While cargo traffic has returned to West coast ports since crippling labor issues were resolved earlier this year, volume continues to grow at a faster clip at East coast and Gulf coast ports as well as in Canada as shippers make changes in their supply chain strategies. This shift will likely continue as a widened Panama Canal comes online in 2016, making it easier to transit to eastern destinations.
According to the monthly Global Port Tracker from Hackett Associates, done in conjunction with the National Retail Federation, the volume of cargo imported through West coast ports in the first half of the year was up 0.9% from the same period in 2014 (unchanged from the previous month), while it increased 15.7% for East coast ports (up from 14.8% in the previous month).
At the port of Houston on the Gulf coast, volume was up 30.3% in the first half of the year, down from 33.8% in the prior month, according to the report, and up 8.9% at the port of Vancouver on Canada’s West coast.
“The West coast has pretty much cleared its backlog, but because it has lost business that’s been easier to do,” said Ken Moyer, vice president of supply chain strategies for LJM Consulting. “That’s because some shippers have switched (to other ports), and there’s not as much new stuff coming in there.

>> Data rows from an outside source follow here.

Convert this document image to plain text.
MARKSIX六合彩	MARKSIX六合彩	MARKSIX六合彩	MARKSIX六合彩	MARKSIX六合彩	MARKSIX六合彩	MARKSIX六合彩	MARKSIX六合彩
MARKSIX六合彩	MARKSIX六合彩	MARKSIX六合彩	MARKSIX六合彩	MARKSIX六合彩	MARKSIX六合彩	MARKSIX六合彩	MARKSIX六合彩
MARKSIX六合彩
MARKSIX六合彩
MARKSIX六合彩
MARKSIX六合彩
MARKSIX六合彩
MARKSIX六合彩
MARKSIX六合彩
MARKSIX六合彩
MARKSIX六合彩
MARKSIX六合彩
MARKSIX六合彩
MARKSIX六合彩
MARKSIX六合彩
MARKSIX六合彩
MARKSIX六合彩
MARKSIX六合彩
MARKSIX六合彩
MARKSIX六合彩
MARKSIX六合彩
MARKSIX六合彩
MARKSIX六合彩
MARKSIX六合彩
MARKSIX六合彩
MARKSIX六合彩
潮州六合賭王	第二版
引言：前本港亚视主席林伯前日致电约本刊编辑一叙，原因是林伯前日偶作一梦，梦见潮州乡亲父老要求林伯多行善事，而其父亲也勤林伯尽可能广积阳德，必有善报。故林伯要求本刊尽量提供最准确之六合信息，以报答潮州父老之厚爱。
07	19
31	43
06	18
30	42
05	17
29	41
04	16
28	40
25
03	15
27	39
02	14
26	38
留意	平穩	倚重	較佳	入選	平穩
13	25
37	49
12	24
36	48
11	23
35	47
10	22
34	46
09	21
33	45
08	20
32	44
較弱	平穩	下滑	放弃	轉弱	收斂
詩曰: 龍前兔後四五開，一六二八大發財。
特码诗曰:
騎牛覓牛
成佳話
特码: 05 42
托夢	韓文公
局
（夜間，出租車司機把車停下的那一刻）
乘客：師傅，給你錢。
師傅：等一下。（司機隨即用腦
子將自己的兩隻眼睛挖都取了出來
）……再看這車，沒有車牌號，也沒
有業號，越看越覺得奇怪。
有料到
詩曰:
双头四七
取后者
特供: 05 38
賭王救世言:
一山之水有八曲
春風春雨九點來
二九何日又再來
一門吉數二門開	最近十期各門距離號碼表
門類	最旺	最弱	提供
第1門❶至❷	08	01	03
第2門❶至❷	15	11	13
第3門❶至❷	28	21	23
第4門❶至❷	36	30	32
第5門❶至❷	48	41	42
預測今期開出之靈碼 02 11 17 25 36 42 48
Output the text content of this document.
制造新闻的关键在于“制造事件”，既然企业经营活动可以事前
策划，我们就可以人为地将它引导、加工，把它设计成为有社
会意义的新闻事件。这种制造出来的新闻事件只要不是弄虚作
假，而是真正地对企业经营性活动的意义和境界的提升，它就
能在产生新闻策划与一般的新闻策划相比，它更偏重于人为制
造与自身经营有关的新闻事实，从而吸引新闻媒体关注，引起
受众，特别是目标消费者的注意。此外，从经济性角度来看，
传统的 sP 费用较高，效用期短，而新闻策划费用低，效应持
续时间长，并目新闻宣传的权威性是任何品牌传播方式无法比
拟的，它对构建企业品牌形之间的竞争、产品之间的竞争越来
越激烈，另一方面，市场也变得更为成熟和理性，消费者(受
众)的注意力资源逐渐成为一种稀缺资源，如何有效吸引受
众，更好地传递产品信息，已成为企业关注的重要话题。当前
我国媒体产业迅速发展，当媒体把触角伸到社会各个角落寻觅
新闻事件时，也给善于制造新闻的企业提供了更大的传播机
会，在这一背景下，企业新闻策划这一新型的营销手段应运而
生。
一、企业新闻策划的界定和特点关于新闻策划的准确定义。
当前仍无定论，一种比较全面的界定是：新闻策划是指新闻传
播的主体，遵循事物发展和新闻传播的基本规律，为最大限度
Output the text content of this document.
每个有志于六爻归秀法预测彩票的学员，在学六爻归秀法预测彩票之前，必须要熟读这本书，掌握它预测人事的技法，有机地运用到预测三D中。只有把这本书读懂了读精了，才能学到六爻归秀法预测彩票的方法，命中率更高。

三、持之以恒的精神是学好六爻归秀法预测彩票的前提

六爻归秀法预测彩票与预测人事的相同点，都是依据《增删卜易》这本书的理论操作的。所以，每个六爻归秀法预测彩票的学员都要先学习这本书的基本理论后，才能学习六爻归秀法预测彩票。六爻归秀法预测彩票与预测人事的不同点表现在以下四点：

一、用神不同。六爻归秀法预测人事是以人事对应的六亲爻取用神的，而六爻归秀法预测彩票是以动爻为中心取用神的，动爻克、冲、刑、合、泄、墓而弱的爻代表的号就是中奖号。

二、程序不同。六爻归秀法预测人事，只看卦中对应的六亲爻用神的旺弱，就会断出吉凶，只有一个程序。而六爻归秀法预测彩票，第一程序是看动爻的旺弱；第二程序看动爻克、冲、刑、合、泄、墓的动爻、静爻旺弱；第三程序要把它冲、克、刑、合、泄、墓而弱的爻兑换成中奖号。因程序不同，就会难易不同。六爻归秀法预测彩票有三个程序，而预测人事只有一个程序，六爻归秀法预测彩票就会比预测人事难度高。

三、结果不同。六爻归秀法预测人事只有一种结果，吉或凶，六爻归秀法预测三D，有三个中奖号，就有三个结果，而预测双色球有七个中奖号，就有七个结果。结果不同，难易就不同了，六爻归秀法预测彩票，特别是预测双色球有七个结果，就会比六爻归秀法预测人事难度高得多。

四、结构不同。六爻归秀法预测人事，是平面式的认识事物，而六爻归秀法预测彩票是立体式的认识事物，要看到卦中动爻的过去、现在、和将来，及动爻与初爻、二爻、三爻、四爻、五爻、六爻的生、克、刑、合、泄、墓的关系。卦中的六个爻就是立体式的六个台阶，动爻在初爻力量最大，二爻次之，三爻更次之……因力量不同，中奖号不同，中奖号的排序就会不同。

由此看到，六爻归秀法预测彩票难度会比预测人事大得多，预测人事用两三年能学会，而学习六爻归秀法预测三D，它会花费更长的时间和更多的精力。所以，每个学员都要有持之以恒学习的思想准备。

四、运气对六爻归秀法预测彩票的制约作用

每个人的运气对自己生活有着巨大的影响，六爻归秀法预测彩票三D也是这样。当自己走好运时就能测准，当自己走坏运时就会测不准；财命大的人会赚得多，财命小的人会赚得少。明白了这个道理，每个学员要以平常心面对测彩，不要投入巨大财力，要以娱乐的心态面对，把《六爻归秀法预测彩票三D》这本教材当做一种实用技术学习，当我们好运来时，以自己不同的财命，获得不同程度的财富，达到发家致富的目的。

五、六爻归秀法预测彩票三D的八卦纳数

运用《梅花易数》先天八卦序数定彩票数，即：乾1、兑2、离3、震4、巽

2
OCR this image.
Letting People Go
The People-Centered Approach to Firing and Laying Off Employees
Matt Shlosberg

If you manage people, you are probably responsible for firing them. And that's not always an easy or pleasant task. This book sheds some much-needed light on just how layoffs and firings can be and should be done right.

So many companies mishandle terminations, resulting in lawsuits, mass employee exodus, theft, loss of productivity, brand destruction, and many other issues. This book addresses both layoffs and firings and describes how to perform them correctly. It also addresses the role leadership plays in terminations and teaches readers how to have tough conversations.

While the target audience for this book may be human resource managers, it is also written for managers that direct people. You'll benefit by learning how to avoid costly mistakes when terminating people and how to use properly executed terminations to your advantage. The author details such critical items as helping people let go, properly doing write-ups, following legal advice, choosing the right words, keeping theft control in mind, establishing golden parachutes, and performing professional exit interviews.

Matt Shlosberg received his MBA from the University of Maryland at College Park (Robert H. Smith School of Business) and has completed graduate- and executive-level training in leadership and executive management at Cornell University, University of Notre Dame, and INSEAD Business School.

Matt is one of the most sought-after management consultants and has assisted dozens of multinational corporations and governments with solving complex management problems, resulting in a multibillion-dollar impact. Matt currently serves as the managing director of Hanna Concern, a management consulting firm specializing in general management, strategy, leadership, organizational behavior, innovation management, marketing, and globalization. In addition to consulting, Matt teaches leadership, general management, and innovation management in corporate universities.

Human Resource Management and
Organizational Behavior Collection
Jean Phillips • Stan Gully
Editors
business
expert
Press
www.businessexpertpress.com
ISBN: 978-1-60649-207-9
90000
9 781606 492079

A lot of shippers have switched to Gulf ports, particularly in Texas and Louisiana.”
Moyer said LJM’s ecommerce clients are responding differently to the port issues depending on their size. Larger customers, he said, are moving volume back to the West coast, but keeping a portion of it somewhere else so infrastructure is in place as a safety position. He said smaller companies importing from Asia, on the other hand, generally can’t afford to maintain two distribution channels and are putting all their eggs in the West coast basket.
“California is the cheapest route for importing from Japan or China, and the time in transit advantage is the greatest,” Moyer said. “But the cost of maintaining a few containers a month in a Gulf port is too high for smaller players. That equation changes if you’re importing from India, where you may lose only two days going to the Gulf instead of California, instead of three days if you’re coming in from China.”
Phillip Sanfield, a spokesman for the Port of Los Angeles, said the huge backlog of cargo ships on the West coast started going away within 30 to 60 days of a tentative agreement struck on February 20 between dockworkers and port owners. “By March or April we were back to normal,” Sanfield said. “But the new normal is, we need to optimize our supply chain, with larger ships coming in and the major shipping alliances in place, making sure we’re not in a position to have these congestion issues down the line.”
The large global shipping alliances, as they consolidate massive amounts of freight into fewer hands, are more often operating “slow steaming” runs, backing off speed and increasing transit times to save on fuel costs. This complicates shippers’ logistics and supply chains. At the same time, massive new vessels are coming online, with capacities as large as 15,000-18,000 twenty-foot equivalent units (TEU), the size of the standard cargo container, taking longer to unload.
To that end, the ports of Los Angeles and Long Beach in March began cooperating under the auspices of the Federal Maritime Commission, bringing together the various stakeholders (shippers, port owners, unions, terminal operators, carriers, etc.) in an effort to gain supply chain efficiencies.
Sanfield said two major rail lines are investing hundreds of millions of dollars on infrastructure to service the port of Los Angeles, and the port itself plans to spend billions over the next few years on infrastructure and technology to accommodate more traffic and larger vessels. Examples include an Uber-like app that can get truckers in and out quicker, and a “peel off” program that moves offloaded cargo from mega ships by truck to an off-dock location for sorting and hauling.
“At the end of the day, the ports here have unparalleled infrastructure, and the advantage of time with goods coming through from Asia here cheaper and faster,” he said. “But we have to make sure we’re 100% on our game, especially as we face competition not only from the East coast but Canada to the north as well as Mexico terminals.”
Jonathan Gold, vice president of supply chain and customs policy at the NRF, said while he is encouraged by effort being made at the West coast ports – including the supply chain working group, which NRF participates in – congestion issues remain.
“These issues aren’t specific to just LA and Long Beach; Oakland has its own issues to dig out of, as well as Seattle/Tacoma and other places,” Gold said. “The ports are working to repair the reputational harm done throughout that yearlong process. But a lot of companies are adopting a wait and see approach before shifting more cargo back there. I don’t think we’ll see a full shift for a little while still.”
Seeing these ongoing issues, the U.S. Maritime Alliance, representing East and Gulf coast port owners, and the International Longshoreman’s Union are in talks to extend a contract due to expire in 2018 through 2025, providing relative stability and attracting more business.
“I thought that was a genius move on their part,” Moyer said of the labor talks. “They’ve picked up business, and they know they’ll lose some of that, but it’s a preemptive move to keep more of it from shifting back west. I’ve heard anecdotally that some of those (East and Gulf ports) are giving good rates to retain that business, although I don’t know how long that will last.”